General Edward Ferrero was unique by any measure. A dance instructor at West Point before the war, he commanded the 51st New York Infantry 1861-62. Many people know him as the brigade commander whose troops captured Burnside’s Bridge during the Battle of Antietam on 17 September 1862. A teetotaller, Ferrero had suspended the 51st New York and 51st Pennsylvania’s whiskey ration for disorderly conduct. When ordered to take the bridge, Ferrero’s men asked, “Will you give us our whiskey?” Assured yes, they went into the successful attack. Ferrero made good his promise a few days later.

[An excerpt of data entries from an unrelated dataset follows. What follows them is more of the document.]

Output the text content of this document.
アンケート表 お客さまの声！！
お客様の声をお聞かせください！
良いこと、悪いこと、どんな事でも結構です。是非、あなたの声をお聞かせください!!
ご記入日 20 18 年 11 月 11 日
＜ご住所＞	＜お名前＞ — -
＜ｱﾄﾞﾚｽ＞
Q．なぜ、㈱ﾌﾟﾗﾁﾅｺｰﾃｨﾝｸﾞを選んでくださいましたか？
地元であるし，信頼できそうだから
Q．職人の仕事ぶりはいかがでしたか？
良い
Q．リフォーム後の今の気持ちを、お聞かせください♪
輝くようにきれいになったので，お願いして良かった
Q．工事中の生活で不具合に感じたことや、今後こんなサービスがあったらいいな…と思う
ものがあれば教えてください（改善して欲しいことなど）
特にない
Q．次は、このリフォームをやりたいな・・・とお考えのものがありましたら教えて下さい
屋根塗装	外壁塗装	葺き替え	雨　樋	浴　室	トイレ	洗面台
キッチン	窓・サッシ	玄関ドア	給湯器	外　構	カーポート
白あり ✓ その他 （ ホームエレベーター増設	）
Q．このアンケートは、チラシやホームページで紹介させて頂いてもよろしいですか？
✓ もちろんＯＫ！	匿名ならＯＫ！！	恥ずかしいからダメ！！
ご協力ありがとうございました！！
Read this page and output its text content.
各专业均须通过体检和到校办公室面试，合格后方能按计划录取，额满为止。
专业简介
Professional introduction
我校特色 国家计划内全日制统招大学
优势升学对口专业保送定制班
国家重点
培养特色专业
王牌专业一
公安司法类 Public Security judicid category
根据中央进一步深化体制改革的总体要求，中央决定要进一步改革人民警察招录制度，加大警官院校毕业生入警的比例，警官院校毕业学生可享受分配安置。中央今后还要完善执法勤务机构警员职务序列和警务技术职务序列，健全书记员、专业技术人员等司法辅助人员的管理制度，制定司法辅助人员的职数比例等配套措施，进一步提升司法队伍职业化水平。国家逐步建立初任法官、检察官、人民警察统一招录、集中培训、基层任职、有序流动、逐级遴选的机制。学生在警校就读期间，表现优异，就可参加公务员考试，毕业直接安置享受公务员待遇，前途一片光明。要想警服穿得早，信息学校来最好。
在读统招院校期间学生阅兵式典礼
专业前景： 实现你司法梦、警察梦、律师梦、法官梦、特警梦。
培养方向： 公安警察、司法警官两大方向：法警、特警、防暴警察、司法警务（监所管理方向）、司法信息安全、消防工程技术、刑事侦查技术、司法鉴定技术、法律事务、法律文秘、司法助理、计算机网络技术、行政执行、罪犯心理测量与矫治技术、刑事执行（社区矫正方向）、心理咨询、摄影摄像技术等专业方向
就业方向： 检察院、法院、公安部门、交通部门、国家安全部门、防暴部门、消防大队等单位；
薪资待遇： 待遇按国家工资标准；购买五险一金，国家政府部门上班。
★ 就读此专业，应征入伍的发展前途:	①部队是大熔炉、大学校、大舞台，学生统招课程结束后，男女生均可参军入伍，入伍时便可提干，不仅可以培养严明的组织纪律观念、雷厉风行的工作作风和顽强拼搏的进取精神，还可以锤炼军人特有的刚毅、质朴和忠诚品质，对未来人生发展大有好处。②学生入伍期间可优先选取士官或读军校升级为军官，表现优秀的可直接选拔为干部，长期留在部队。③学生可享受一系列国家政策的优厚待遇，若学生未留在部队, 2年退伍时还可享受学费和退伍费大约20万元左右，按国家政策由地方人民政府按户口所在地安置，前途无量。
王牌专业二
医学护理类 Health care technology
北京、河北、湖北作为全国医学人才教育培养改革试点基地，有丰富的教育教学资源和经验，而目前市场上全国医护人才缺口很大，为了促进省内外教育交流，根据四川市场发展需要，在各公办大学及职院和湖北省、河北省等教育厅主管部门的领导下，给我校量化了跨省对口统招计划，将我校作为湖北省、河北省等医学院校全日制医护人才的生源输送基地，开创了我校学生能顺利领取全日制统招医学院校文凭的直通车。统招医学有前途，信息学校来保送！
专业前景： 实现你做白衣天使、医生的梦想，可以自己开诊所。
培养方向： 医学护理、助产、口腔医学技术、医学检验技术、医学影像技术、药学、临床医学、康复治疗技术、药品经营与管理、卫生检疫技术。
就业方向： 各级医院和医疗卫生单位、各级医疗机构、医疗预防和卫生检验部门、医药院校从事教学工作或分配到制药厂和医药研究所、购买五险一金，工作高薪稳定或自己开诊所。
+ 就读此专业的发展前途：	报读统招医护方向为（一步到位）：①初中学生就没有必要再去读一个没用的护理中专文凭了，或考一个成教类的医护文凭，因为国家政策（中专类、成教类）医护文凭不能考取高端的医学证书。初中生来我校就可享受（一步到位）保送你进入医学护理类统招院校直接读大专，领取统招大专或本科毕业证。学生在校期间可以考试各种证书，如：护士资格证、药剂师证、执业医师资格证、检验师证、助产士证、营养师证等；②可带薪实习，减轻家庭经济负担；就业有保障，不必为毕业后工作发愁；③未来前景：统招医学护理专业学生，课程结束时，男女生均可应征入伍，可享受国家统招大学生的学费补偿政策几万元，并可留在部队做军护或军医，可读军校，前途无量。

This anecdote, told humorously at Antietam, turns darker upon looking at Ferrero’s later career. His men participated in the bloody attacks against Fredericksburg’s stone wall, fought at Vicksburg and Jackson, massacred Confederate attackers outside Knoxville, and followed the bloody Overland Campaign to Petersburg. Along the way, disease and harsh climes made death a near-constant companion. All this had an effect on Ferrero, who as a sensitive leader built a strong rapport with his men, felt these events keenly. Less than two years after Antietam, he is one of two generals sharing a bottle of gin during the Crater attack on 31 July 1864.
For the men on both sides, commander and commanded, the Civil War was a defining and life-altering event. Edward Ferrero was no exception, and indeed may offer one of the more extreme examples.